Much as with education, however, there is no obvious benefit to the federal government having a primary role in disaster management, since if a state's resources are overwhelmed, there's nothing preventing the Governor from going to neighboring Governors and saying "we need help". In fact, that's exactly what
the Emergency Management Assistance Compact is for. Numerous Governors reported standing around, ready to deploy National Guard and other resources, waiting for a call from Blanco that never came until it was far too late.
It's entirely possible that Blanco had no idea how government works, and she may have actually believed that FEMA exists to manage emergencies
for her, rather than help her manage them. As I said a few days ago:
Unfortunately, this kind of "it's everyone's job but mine" buck-passing bureaucrophilia is the kind of crap that happens when you start blurring responsibilities by creating federal agencies to take over things that the federal government has no business fiddling with in the first place, like education and disaster management.
On the other hand, considering some of the totally oblivious statements she's made about being shocked at looting, etc, it's rather more likely that she's just a really bad governor. The blurring of federalism is just what let her get away with it for so long, because it appears the federal government has been picking up the slack for Louisiana on a number of issues for some time, like when they had to
take over the New Orleans police department.
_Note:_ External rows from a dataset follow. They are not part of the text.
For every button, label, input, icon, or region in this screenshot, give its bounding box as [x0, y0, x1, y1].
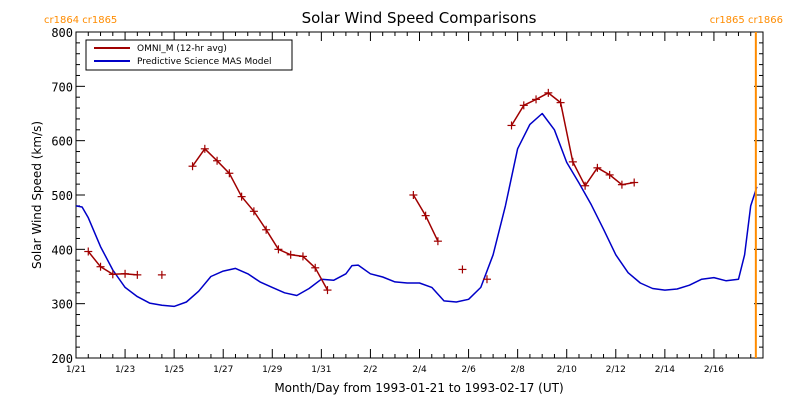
omni-data-point [458, 265, 467, 274]
y-axis-label: Solar Wind Speed (km/s) [30, 121, 44, 269]
omni-data-point [157, 270, 166, 279]
omni-data-point [213, 156, 222, 165]
omni-data-point [544, 88, 553, 97]
omni-data-point [286, 250, 295, 259]
omni-data-point [507, 121, 516, 130]
omni-data-point [237, 192, 246, 201]
series-mas-model-line [75, 112, 758, 308]
omni-data-point [311, 263, 320, 272]
x-tick-label: 2/10 [557, 365, 577, 375]
omni-data-point [617, 180, 626, 189]
x-tick-label: 1/23 [115, 365, 135, 375]
x-tick-label: 2/12 [606, 365, 626, 375]
x-tick-label: 1/25 [164, 365, 184, 375]
x-tick-label: 1/31 [311, 365, 331, 375]
omni-data-point [581, 181, 590, 190]
y-tick-label: 400 [51, 243, 73, 257]
x-tick-label: 2/4 [412, 365, 427, 375]
y-tick-label: 600 [51, 135, 73, 149]
omni-data-point [249, 207, 258, 216]
y-tick-label: 300 [51, 298, 73, 312]
x-tick-label: 2/2 [363, 365, 377, 375]
omni-data-point [605, 170, 614, 179]
y-tick-label: 700 [51, 80, 73, 94]
x-axis-label: Month/Day from 1993-01-21 to 1993-02-17 … [274, 381, 563, 395]
omni-data-point [225, 169, 234, 178]
omni-data-point [568, 157, 577, 166]
chart-title: Solar Wind Speed Comparisons [302, 9, 537, 27]
omni-data-point [188, 162, 197, 171]
omni-data-point [630, 178, 639, 187]
axis-ticks [75, 31, 764, 359]
omni-data-point [519, 101, 528, 110]
x-tick-label: 1/21 [66, 365, 86, 375]
y-tick-labels: 200 300 400 500 600 700 800 [51, 26, 73, 366]
omni-data-point [433, 237, 442, 246]
omni-data-point [200, 144, 209, 153]
x-tick-label: 2/14 [655, 365, 675, 375]
omni-data-point [482, 275, 491, 284]
omni-data-point [274, 245, 283, 254]
omni-data-point [84, 247, 93, 256]
omni-data-point [532, 95, 541, 104]
omni-data-point [593, 163, 602, 172]
x-tick-label: 1/29 [262, 365, 282, 375]
omni-data-point [323, 286, 332, 295]
omni-data-point [421, 211, 430, 220]
x-tick-labels: 1/21 1/23 1/25 1/27 1/29 1/31 2/2 2/4 2/6 2/8 2/10… [66, 365, 724, 375]
omni-data-point [133, 270, 142, 279]
carrington-label-right: cr1865 cr1866 [710, 15, 783, 26]
legend-omni-label: OMNI_M (12-hr avg) [137, 44, 227, 54]
omni-data-point [298, 252, 307, 261]
x-tick-label: 2/8 [510, 365, 525, 375]
y-tick-label: 500 [51, 189, 73, 203]
x-tick-label: 2/16 [704, 365, 724, 375]
legend: OMNI_M (12-hr avg) Predictive Science MA… [85, 39, 293, 71]
series-layer [75, 32, 758, 358]
y-tick-label: 800 [51, 26, 73, 40]
omni-data-point [96, 262, 105, 271]
x-tick-label: 2/6 [461, 365, 476, 375]
legend-box [85, 39, 293, 71]
x-tick-label: 1/27 [213, 365, 233, 375]
omni-data-point [108, 270, 117, 279]
omni-data-point [262, 225, 271, 234]
omni-data-point [121, 269, 130, 278]
omni-data-point [556, 98, 565, 107]
series-omni-line [191, 147, 329, 291]
omni-data-point [409, 191, 418, 199]
legend-mas-label: Predictive Science MAS Model [137, 57, 272, 67]
y-tick-label: 200 [51, 352, 73, 366]
carrington-label-left: cr1864 cr1865 [44, 15, 117, 26]
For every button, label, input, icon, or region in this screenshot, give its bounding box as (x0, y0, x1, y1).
This debacle may be the best case for obliterating quasi-constitutional federal bureaucracy in decades. It's also why people need to take local elections seriously. The buck stops at the chief executive's desk, but to paraphrase future Chief Justice of the Supreme Court John Roberts
from many years ago, there already has been a conference to decide
which chief executive's desk any given buck stops at. It took place in Philadelphia's Constitution Hall in 1787, and someone should tell Governor Blanco about the "report" that it issued.